Она обнюхала сначала пиджак и жилет, пока вынимала из одного кармана часы на цепочке, а из других — карандаш, портмоне и мелкие монеты, выкладывая все это на тумбочку; потом, вынимая заколку из галстука, запонки с топазами из манжет, золотую пуговицу из накладного воротника, она понюхала рубашку, а за ней — брюки, когда вынимала кольцо с одиннадцатью ключами, перочинный ножичек с перламутровой рукояткой, а под конец — трусы, носки и носовой платок с монограммой. Не оставалось и тени сомнения: на каждой вещи был запах, которого на них никогда за столько лет совместной жизни не было, запах, который невозможно определить: пахло не естественным цветочным или искусственным ароматом, пахло так, как пахнет только человеческое существо. Она не сказала ничего и в последующие дни не учуяла этого запаха, но теперь обнюхивала одежду мужа не затем, чтобы решить, следует ли ее стирать, а с неодолимым и мучительным беспокойством, разъедавшим ее нутро.

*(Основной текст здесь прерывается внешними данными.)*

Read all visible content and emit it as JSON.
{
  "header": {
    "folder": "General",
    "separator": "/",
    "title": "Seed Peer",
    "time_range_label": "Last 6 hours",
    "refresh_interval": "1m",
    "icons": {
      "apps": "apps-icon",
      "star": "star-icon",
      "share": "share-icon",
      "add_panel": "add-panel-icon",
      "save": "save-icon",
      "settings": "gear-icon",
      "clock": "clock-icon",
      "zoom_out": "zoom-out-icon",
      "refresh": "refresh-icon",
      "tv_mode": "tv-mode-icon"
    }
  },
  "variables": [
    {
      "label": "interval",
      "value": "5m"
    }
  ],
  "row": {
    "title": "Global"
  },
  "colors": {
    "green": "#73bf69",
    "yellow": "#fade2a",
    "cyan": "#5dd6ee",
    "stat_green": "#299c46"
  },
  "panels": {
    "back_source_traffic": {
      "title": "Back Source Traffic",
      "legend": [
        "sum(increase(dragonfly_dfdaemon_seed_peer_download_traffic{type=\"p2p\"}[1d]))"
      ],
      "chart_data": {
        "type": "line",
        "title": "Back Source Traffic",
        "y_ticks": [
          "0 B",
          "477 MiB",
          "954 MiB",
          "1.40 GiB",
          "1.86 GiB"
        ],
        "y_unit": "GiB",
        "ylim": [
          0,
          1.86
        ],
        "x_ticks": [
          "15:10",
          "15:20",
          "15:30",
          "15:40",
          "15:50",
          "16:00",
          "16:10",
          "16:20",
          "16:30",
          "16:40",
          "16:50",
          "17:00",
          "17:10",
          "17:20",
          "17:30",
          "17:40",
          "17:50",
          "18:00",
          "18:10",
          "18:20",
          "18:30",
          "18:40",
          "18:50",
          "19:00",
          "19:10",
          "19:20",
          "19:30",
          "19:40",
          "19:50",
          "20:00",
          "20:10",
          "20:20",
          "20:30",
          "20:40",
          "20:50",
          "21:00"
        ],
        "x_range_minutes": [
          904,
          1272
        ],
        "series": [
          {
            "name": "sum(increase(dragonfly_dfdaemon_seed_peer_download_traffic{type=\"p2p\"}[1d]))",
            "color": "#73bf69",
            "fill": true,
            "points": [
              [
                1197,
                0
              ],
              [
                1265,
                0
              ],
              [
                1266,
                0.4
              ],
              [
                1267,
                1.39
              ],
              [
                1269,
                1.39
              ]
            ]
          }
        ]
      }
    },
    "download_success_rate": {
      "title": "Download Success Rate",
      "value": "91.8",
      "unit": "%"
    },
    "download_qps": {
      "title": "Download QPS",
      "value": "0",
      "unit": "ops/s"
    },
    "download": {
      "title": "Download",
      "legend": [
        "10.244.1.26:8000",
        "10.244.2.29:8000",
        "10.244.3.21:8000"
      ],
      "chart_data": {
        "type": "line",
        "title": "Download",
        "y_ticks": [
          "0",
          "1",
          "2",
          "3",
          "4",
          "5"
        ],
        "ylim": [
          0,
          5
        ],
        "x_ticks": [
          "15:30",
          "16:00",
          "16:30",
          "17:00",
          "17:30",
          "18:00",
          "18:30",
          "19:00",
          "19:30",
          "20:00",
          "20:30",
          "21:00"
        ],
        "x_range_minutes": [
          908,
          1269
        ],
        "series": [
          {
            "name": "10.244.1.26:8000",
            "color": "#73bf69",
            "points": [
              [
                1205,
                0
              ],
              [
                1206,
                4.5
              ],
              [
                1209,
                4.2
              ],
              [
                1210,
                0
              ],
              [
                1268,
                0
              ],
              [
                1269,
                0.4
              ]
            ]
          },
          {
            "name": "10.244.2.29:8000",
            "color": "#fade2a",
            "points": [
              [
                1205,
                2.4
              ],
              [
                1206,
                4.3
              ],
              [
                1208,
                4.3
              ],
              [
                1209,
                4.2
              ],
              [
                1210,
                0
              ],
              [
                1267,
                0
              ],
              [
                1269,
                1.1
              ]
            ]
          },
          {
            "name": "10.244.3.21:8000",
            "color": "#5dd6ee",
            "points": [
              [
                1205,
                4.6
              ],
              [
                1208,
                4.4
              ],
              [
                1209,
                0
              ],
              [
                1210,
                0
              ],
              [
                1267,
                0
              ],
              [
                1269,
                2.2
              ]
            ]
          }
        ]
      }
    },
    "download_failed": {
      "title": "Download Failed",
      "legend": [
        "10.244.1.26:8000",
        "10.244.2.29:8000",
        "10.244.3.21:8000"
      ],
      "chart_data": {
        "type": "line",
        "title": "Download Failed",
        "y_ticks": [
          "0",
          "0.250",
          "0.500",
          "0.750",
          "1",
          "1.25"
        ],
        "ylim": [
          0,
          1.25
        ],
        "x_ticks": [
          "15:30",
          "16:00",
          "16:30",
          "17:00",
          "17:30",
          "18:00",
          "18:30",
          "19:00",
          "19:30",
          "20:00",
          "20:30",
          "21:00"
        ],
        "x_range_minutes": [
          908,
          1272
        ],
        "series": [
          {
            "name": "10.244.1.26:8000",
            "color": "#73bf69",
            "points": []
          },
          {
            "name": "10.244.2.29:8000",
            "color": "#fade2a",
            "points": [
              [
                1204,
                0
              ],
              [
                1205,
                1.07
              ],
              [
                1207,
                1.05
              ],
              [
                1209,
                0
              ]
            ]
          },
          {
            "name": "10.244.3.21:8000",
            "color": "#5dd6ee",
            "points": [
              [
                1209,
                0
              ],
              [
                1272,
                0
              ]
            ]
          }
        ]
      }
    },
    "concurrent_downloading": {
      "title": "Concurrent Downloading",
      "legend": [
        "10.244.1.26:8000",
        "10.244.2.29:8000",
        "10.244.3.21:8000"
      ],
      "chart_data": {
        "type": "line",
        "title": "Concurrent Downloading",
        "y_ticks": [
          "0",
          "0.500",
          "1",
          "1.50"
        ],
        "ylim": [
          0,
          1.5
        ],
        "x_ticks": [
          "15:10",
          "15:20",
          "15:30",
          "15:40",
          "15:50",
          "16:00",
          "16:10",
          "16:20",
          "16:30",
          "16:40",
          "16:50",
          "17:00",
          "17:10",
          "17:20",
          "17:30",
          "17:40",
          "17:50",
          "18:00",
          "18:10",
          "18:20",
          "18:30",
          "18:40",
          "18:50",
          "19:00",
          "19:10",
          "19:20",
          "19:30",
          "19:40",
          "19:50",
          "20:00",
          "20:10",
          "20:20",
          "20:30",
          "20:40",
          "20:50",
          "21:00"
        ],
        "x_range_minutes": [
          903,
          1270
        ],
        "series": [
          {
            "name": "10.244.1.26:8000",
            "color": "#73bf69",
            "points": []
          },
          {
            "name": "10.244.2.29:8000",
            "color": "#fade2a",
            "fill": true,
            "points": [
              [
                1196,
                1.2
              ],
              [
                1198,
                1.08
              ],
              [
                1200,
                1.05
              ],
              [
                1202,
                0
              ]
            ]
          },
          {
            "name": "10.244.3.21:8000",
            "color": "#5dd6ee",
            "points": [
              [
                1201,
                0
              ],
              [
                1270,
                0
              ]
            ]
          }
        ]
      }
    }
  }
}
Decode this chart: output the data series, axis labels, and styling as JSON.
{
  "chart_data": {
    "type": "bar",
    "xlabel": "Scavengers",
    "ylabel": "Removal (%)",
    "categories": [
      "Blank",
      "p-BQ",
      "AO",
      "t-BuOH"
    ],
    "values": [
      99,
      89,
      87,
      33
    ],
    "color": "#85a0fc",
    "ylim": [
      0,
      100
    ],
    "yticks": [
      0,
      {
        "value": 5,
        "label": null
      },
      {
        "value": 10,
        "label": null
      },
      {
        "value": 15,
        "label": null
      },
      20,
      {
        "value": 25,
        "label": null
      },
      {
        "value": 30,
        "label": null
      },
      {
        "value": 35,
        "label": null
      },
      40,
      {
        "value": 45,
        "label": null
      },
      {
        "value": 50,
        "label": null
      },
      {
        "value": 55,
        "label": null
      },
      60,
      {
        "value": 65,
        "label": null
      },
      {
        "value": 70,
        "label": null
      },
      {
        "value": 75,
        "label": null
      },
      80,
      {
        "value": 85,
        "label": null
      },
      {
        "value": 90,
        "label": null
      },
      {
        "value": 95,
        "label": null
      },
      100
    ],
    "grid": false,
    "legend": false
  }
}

Фермина Даса не знала, куда в рутинном распорядке мужа поместить этот запах. Он не умещался в промежуток между утренним преподаванием в училище и обедом, ибо она полагала: ни одна женщина в здравом уме не станет заниматься любовью в спешке и налетом, тем более — во время короткого визита, да еще в такое время дня, когда нужно подметать пол, застилать постели, делать покупки и готовить обед и при том беспокоиться, как бы один из малолетних детей, поколоченный в ребячьей потасовке, явившись раньше времени из школы, не застал бы ее в одиннадцать утра посреди комнаты голой и к тому же — вместе с доктором. Кроме того, она знала, что доктор Хувеналь Урбино предается любви исключительно в ночное время, а еще лучше — в полной темноте, и в крайнем случае — перед завтраком, под пение ранних птиц. А в иное время, говорил он сам, раздеваться и одеваться — дольше, чем само удовольствие от этой петушиной любви.
Итак, осквернение одежды могло произойти только во время докторского визита или же вследствие обмана — замены шахмат или киносеансов на сеансы любви. Это последнее трудно было проверить, потому что, в отличие от своих многочисленных подруг, Фермина Даса была слишком гордой, чтобы шпионить за мужем или попросить кого-нибудь сделать это за нее. Время визитов, казавшееся наиболее подходящим для супружеской неверности, проследить было легче — доктор Хувеналь Урбино тщательным образом вел записи относительно пациентов, учитывая даже все гонорары, полученные от каждого с самого первого визита до последнего, когда перекрестив, желал вечного блаженства его душе.